Tuesday, September 05, 2006

Ads In Textbooks

A number of recent articles about advertising supported textbooks got some media attention recently. I recall ads in travel guides and they never did well – perhaps it doesn’t help that many travel guide purchasers are arm-chair travelers. It was also difficult to manage the currency of the advertising. I am doubtful that ad supported textbooks will have much success either but I did wonder whether this idea could be taken a little further.

As long ago as 1995, TV Guide were producing as many as 52 separate weekly editions of their guide. Their desire to do this was to create local versions of the guide to gain local advertising (on top of the national advertising in all editions). Print production should allow multiple (economic) versions of a textbook. The question is would publishers as a group be interested in including advertising in their text books? If there was interest and the costs of incorporating the ads was significantly less than the revenue – both big ifs – then a market for the advertising inventory would need to be established. Since the publishing schedule for textbooks is highly seasonal and inventory expires at a certain point it could be relatively straight forward to set up an auction site for textbook ad inventory. (In a perverse way, could advertising in textbooks drive the students need to have the current year's edition...hmm?)

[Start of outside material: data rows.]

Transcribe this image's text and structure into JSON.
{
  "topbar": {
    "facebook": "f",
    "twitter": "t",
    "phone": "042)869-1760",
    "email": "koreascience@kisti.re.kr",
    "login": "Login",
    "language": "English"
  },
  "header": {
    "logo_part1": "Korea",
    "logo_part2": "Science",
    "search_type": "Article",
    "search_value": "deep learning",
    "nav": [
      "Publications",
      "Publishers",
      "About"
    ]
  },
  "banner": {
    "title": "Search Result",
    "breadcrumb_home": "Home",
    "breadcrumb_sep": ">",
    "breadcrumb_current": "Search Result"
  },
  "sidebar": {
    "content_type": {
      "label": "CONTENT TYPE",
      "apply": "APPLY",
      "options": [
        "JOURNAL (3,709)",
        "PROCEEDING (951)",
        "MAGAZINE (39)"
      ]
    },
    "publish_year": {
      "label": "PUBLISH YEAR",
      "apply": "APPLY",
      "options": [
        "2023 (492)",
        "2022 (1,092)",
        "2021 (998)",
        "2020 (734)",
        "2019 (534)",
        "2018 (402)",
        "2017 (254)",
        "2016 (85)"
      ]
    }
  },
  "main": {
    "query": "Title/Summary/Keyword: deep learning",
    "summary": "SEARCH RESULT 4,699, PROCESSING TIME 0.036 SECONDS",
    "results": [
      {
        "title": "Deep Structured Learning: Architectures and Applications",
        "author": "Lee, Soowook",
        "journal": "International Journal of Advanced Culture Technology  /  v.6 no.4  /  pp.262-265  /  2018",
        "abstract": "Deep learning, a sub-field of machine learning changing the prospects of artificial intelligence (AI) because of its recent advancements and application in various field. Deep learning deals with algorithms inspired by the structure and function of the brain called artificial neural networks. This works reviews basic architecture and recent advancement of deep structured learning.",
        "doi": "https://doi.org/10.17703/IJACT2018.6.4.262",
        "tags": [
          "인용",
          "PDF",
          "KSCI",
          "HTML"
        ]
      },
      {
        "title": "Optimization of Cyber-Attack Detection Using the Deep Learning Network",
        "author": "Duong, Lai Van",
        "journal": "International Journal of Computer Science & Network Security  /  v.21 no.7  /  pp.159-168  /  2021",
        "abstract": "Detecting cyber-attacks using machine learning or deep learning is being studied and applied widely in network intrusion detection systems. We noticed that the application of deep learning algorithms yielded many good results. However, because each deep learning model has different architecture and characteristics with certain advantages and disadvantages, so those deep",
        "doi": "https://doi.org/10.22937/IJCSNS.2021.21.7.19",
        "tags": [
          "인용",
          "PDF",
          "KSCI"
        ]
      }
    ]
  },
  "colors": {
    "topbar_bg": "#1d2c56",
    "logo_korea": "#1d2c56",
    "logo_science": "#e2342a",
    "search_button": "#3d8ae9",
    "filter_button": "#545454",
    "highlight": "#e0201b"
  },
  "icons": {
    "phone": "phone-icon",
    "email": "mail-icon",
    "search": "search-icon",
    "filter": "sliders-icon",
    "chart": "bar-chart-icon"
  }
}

Key to this market would be how automated the activities could be. This would reduce expenses as much as possible. Guidelines on page layout, ad size, image resolution, content, payment, etc. would be easy to establish and using a formulated process such as ebay would also reduce expense by leveraging existing processes. Recently, the advertising industry began experimenting using Ebay as a marketplace for broadcast advertising.

It would seem more likely that an advertising model that enabled an advertiser to reach across multiple markets using multiple publishers and titles would have a greater chance of success than trying to create a publishing program based solely on advertising to justify a titles viability. Who knows? It would seem to me that ad based textbooks sounds interesting when everyone is debating a publishers right to make a reasonable profit but in reality the idea is a sideshow.